Source: Philadelphia Medical Journal
Source type: journal
Document type: editorial
Document title: “Affections of the Pancreas and Diabetes”
Date of publication: 21 September 1901
Volume number: 8
Issue number: 12
|“Affections of the Pancreas and Diabetes.” Philadelphia Medical Journal 21 Sept. 1901 v8n12: p. 462.|
|William McKinley (medical condition); William McKinley (death, cause of).|
|Elbridge G. Cutler; Oskar Minkowski.|
Click here to view the editorial alluded to below (“as we point out elsewhere”).
The identity of Sarfert (below) cannot be determined.

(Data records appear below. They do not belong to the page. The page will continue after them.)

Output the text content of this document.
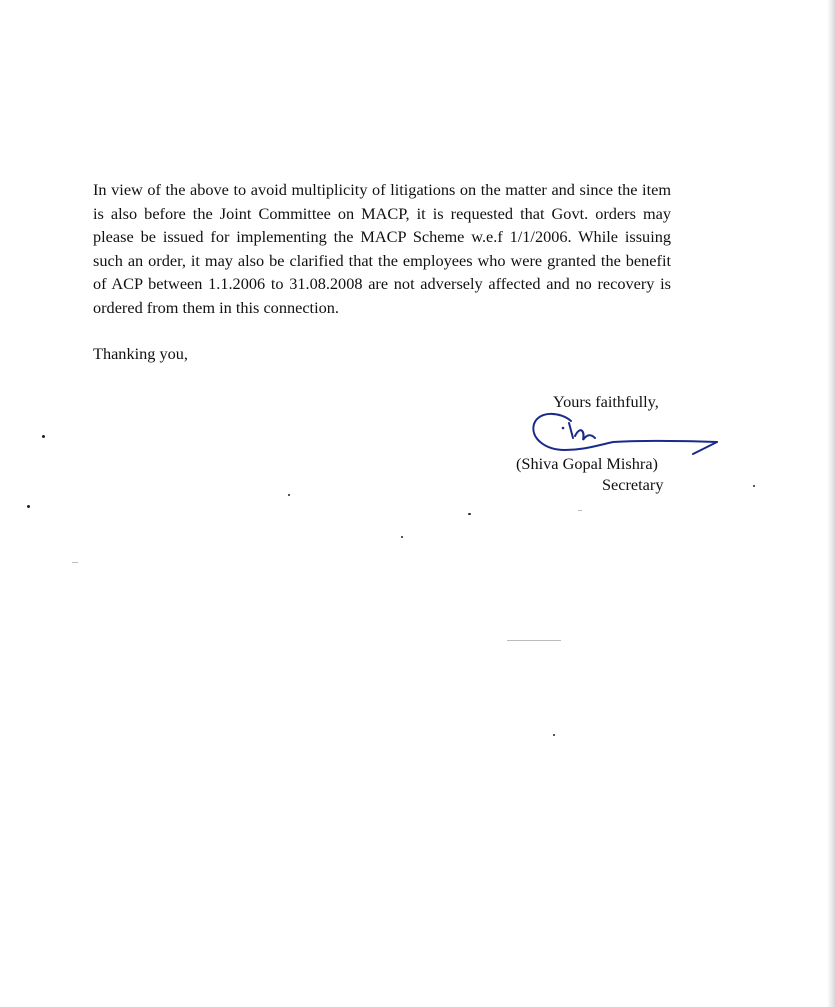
In view of the above to avoid multiplicity of litigations on the matter and since the item is also before the Joint Committee on MACP, it is requested that Govt. orders may please be issued for implementing the MACP Scheme w.e.f 1/1/2006. While issuing such an order, it may also be clarified that the employees who were granted the benefit of ACP between 1.1.2006 to 31.08.2008 are not adversely affected and no recovery is ordered from them in this connection.

Thanking you,

Yours faithfully,

(Shiva Gopal Mishra)

Secretary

Affections of the Pancreas and Diabetes
The reported wounding of the pancreas in the President’s case suggests at least one physiological question which might have had a direct bearing upon his death. This question relates to the subject of accidental diabetes, and the possible effect of this condition, if it was present, on the gangrenous state of the wounds. Minkowski is authority for the statement that the complete extirpation of the pancreas in dogs invariably leads to diabetes. According to Minkowski the time which elapses after the extirpation of the pancreas and the appearance of sugar in the urine varies. Frequently after but a few hours the glycosuria is noted, and sometimes only after the elapse of three days. Hemorrhage into the pancreas in man has upon several occasions given rise to diabetes, such cases having been reported by Sarfert (Deutsche Zeitschr f. Chir., 1895, Bd. 42, S. 125) and Cutler (Boston Med. and Surg. Jour., II, 4, 1895). It is well known, as we point out elsewhere, that gangrene is not uncommonly seen in wounds and in suppurative lesions—such as boils and carbuncles—in cases of diabetes.